Some of the industry’s biggest names spent at least part of yesterday in police custody, and while unconfirmed, some have already been charged with race fixing or similar offences.
Names at the centre of the investigation named Operation Inca include last season’s premiershipwinning driver Blair Orange, the man he dethroned for that title Dexter Dunn, and Dunn’s brother John, himself a leading driver.
The Herald understands at least one other successful Canterbury trainer was extensively questioned by police, while they also visited the stables of champion trainers Mark Purdon and Natalie Rasmussen, with Purdon reportedly not part of the investigation.
While police yesterday suggested race fixing and potentially drugs are at the centre of their investigations the Herald was told that illegal performance-enhancing substances used on horses are not the focal point of Operation Inca. The investigation was sparked by information passed to police by the Racing Integrity Unit as early as April last year and police have tapped phones and checked text messages as part of the investigation.
What they found or are still to find in those texts or calls will be crucial to building a case against any of those under investigation because race fixing is incredibly hard to prove. And often even harder to actually achieve.
While there have and always will be those who are suspicious of racing being “fixed”, the reality is it has never been cleaner because of technology.
Most trainers and drivers/jockeys don’t bet because it is too easy to trace, with bookies openly supplying betting records to authorities.
So any of the people under investigation placing a bet on a race they were involved with would set off alarm bells regardless of the result.
Which is why the spouses of several of those under investigation were also questioned yesterday, to see whether they had placed bets on their partner’s behalf. That is almost certain to be a dead end.

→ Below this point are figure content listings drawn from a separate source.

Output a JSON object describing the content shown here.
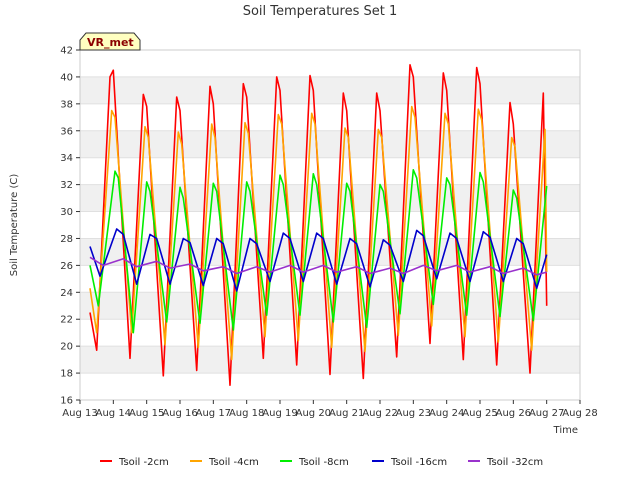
{
  "chart_data": {
    "type": "line",
    "title": "Soil Temperatures Set 1",
    "xlabel": "Time",
    "ylabel": "Soil Temperature (C)",
    "badge": "VR_met",
    "ylim": [
      16,
      42
    ],
    "yticks": [
      16,
      18,
      20,
      22,
      24,
      26,
      28,
      30,
      32,
      34,
      36,
      38,
      40,
      42
    ],
    "xlim": [
      13,
      28
    ],
    "xticks": [
      {
        "value": 13,
        "label": "Aug 13"
      },
      {
        "value": 14,
        "label": "Aug 14"
      },
      {
        "value": 15,
        "label": "Aug 15"
      },
      {
        "value": 16,
        "label": "Aug 16"
      },
      {
        "value": 17,
        "label": "Aug 17"
      },
      {
        "value": 18,
        "label": "Aug 18"
      },
      {
        "value": 19,
        "label": "Aug 19"
      },
      {
        "value": 20,
        "label": "Aug 20"
      },
      {
        "value": 21,
        "label": "Aug 21"
      },
      {
        "value": 22,
        "label": "Aug 22"
      },
      {
        "value": 23,
        "label": "Aug 23"
      },
      {
        "value": 24,
        "label": "Aug 24"
      },
      {
        "value": 25,
        "label": "Aug 25"
      },
      {
        "value": 26,
        "label": "Aug 26"
      },
      {
        "value": 27,
        "label": "Aug 27"
      },
      {
        "value": 28,
        "label": "Aug 28"
      }
    ],
    "grid": "horizontal bands",
    "legend_position": "bottom",
    "series": [
      {
        "name": "Tsoil -2cm",
        "color": "#ff0000",
        "x": [
          13.3,
          13.5,
          13.9,
          14.0,
          14.5,
          14.9,
          15.0,
          15.5,
          15.9,
          16.0,
          16.5,
          16.9,
          17.0,
          17.5,
          17.9,
          18.0,
          18.5,
          18.9,
          19.0,
          19.5,
          19.9,
          20.0,
          20.5,
          20.9,
          21.0,
          21.5,
          21.9,
          22.0,
          22.5,
          22.9,
          23.0,
          23.5,
          23.9,
          24.0,
          24.5,
          24.9,
          25.0,
          25.5,
          25.9,
          26.0,
          26.5,
          26.9,
          27.0
        ],
        "values": [
          22.5,
          19.7,
          40.0,
          40.5,
          19.1,
          38.7,
          37.8,
          17.8,
          38.5,
          37.5,
          18.2,
          39.3,
          38.0,
          17.1,
          39.5,
          38.5,
          19.1,
          40.0,
          39.0,
          18.6,
          40.1,
          39.0,
          17.9,
          38.8,
          37.5,
          17.6,
          38.8,
          37.5,
          19.2,
          40.9,
          40.0,
          20.2,
          40.3,
          39.0,
          19.0,
          40.7,
          39.5,
          18.6,
          38.1,
          36.5,
          18.0,
          38.8,
          23.0
        ]
      },
      {
        "name": "Tsoil -4cm",
        "color": "#ffa500",
        "x": [
          13.3,
          13.5,
          13.95,
          14.05,
          14.55,
          14.95,
          15.05,
          15.55,
          15.95,
          16.05,
          16.55,
          16.95,
          17.05,
          17.55,
          17.95,
          18.05,
          18.55,
          18.95,
          19.05,
          19.55,
          19.95,
          20.05,
          20.55,
          20.95,
          21.05,
          21.55,
          21.95,
          22.05,
          22.55,
          22.95,
          23.05,
          23.55,
          23.95,
          24.05,
          24.55,
          24.95,
          25.05,
          25.55,
          25.95,
          26.05,
          26.55,
          26.95,
          27.0
        ],
        "values": [
          24.3,
          21.0,
          37.5,
          37.0,
          21.0,
          36.3,
          35.5,
          20.1,
          35.9,
          35.0,
          19.9,
          36.5,
          35.5,
          19.0,
          36.6,
          35.8,
          20.7,
          37.2,
          36.5,
          20.4,
          37.3,
          36.5,
          19.9,
          36.2,
          35.5,
          19.6,
          36.1,
          35.5,
          20.8,
          37.8,
          37.0,
          21.5,
          37.3,
          36.5,
          20.7,
          37.6,
          36.8,
          20.3,
          35.5,
          34.8,
          19.7,
          36.1,
          25.5
        ]
      },
      {
        "name": "Tsoil -8cm",
        "color": "#00ee00",
        "x": [
          13.3,
          13.55,
          14.05,
          14.15,
          14.6,
          15.0,
          15.1,
          15.6,
          16.0,
          16.1,
          16.6,
          17.0,
          17.1,
          17.6,
          18.0,
          18.1,
          18.6,
          19.0,
          19.1,
          19.6,
          20.0,
          20.1,
          20.6,
          21.0,
          21.1,
          21.6,
          22.0,
          22.1,
          22.6,
          23.0,
          23.1,
          23.6,
          24.0,
          24.1,
          24.6,
          25.0,
          25.1,
          25.6,
          26.0,
          26.1,
          26.6,
          27.0
        ],
        "values": [
          26.0,
          23.0,
          33.0,
          32.5,
          21.0,
          32.2,
          31.5,
          21.8,
          31.8,
          31.0,
          21.7,
          32.1,
          31.5,
          21.2,
          32.2,
          31.5,
          22.3,
          32.7,
          32.0,
          22.3,
          32.8,
          32.0,
          21.8,
          32.1,
          31.5,
          21.4,
          32.0,
          31.5,
          22.4,
          33.1,
          32.5,
          23.1,
          32.5,
          32.0,
          22.3,
          32.9,
          32.2,
          22.2,
          31.6,
          31.0,
          21.9,
          31.9
        ]
      },
      {
        "name": "Tsoil -16cm",
        "color": "#0000cc",
        "x": [
          13.3,
          13.6,
          14.1,
          14.3,
          14.7,
          15.1,
          15.3,
          15.7,
          16.1,
          16.3,
          16.7,
          17.1,
          17.3,
          17.7,
          18.1,
          18.3,
          18.7,
          19.1,
          19.3,
          19.7,
          20.1,
          20.3,
          20.7,
          21.1,
          21.3,
          21.7,
          22.1,
          22.3,
          22.7,
          23.1,
          23.3,
          23.7,
          24.1,
          24.3,
          24.7,
          25.1,
          25.3,
          25.7,
          26.1,
          26.3,
          26.7,
          27.0
        ],
        "values": [
          27.4,
          25.2,
          28.7,
          28.3,
          24.6,
          28.3,
          28.0,
          24.6,
          28.0,
          27.7,
          24.5,
          28.0,
          27.6,
          24.1,
          28.0,
          27.6,
          24.8,
          28.4,
          28.0,
          24.8,
          28.4,
          28.0,
          24.6,
          28.0,
          27.6,
          24.4,
          27.9,
          27.5,
          24.8,
          28.6,
          28.2,
          25.0,
          28.4,
          28.0,
          24.8,
          28.5,
          28.1,
          24.8,
          28.0,
          27.6,
          24.3,
          26.8
        ]
      },
      {
        "name": "Tsoil -32cm",
        "color": "#9932cc",
        "x": [
          13.3,
          13.7,
          14.3,
          14.7,
          15.3,
          15.7,
          16.3,
          16.7,
          17.3,
          17.7,
          18.3,
          18.7,
          19.3,
          19.7,
          20.3,
          20.7,
          21.3,
          21.7,
          22.3,
          22.7,
          23.3,
          23.7,
          24.3,
          24.7,
          25.3,
          25.7,
          26.3,
          26.7,
          27.0
        ],
        "values": [
          26.6,
          26.0,
          26.5,
          25.9,
          26.3,
          25.8,
          26.1,
          25.6,
          25.9,
          25.4,
          25.9,
          25.5,
          26.0,
          25.5,
          26.0,
          25.5,
          25.9,
          25.4,
          25.8,
          25.4,
          26.0,
          25.6,
          26.0,
          25.5,
          25.9,
          25.4,
          25.8,
          25.3,
          25.5
        ]
      }
    ]
  }
}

What is more likely to end up at the centre of the investigation and any future charges will be betting activities of third parties who bet on information supplied by horsepeople and may have rewarded them for that information.
That in itself is an offence but a relatively minor one.
The real problem for harness racing would be if any of the parties involved colluded to rig a race, supplied that information to a third party and benefited from that information and any money subsequently won. That would have huge ramifications, an iceberg to racing’s Titanic.
Text messages, phone calls or face-to-face conversations between punters looking for a tip, even just an opinion, from horsepeople have been going on for as long as there have been phones or racetracks.
So if the text messages, recordings and apparently emails, the latter a seemingly very strange way to fix a race, confirm that any drivers knew each other’s plans and passed that information on, then harness racing has a problem like cricket’s famous match fixing scandals.
The other option is a punter ringing multiple horsepeople, putting that information together and betting accordingly for their own purposes.
Christchurch-based owner Graham Beirne also had property raided yesterday but was overseas and denies any wrongdoing.
Whether any punter, in New Zealand or overseas, would have the money and more importantly the power to fix a race and convince the people at the centre of this investigation is questionable. Such scams are incredibly hard to pull off, as the mastermind needs drivers capable of controlling the main variables of the race without outside interference.
The money gambled on New Zealand harness races is relatively small compared with overseas thoroughbred action and any unusual transactions are easily spotted and the driving tactics around them noted.
The electronic trail is so pronounced, the telecommunications so easy to track, anybody engaging in prolonged race-fixing would be certain to get caught.
This investigation could last a long time but regardless of how it pans out, to the punting public, perception is often reality, and harness racing’s reputation has taken a huge blow.
The irony is this: Orange and Dexter Dunn travelled to almost every race meeting they attended last season together. I spoke to them before, after and sometimes even during those meetings. They are, hand on heart, two of the worst tipsters I have ever met among the leading horsepeople and if your betting strategy was punting on what they thought was going to happen, you would go broke.
But now the racing industry will wait to find out what was said, texted and written.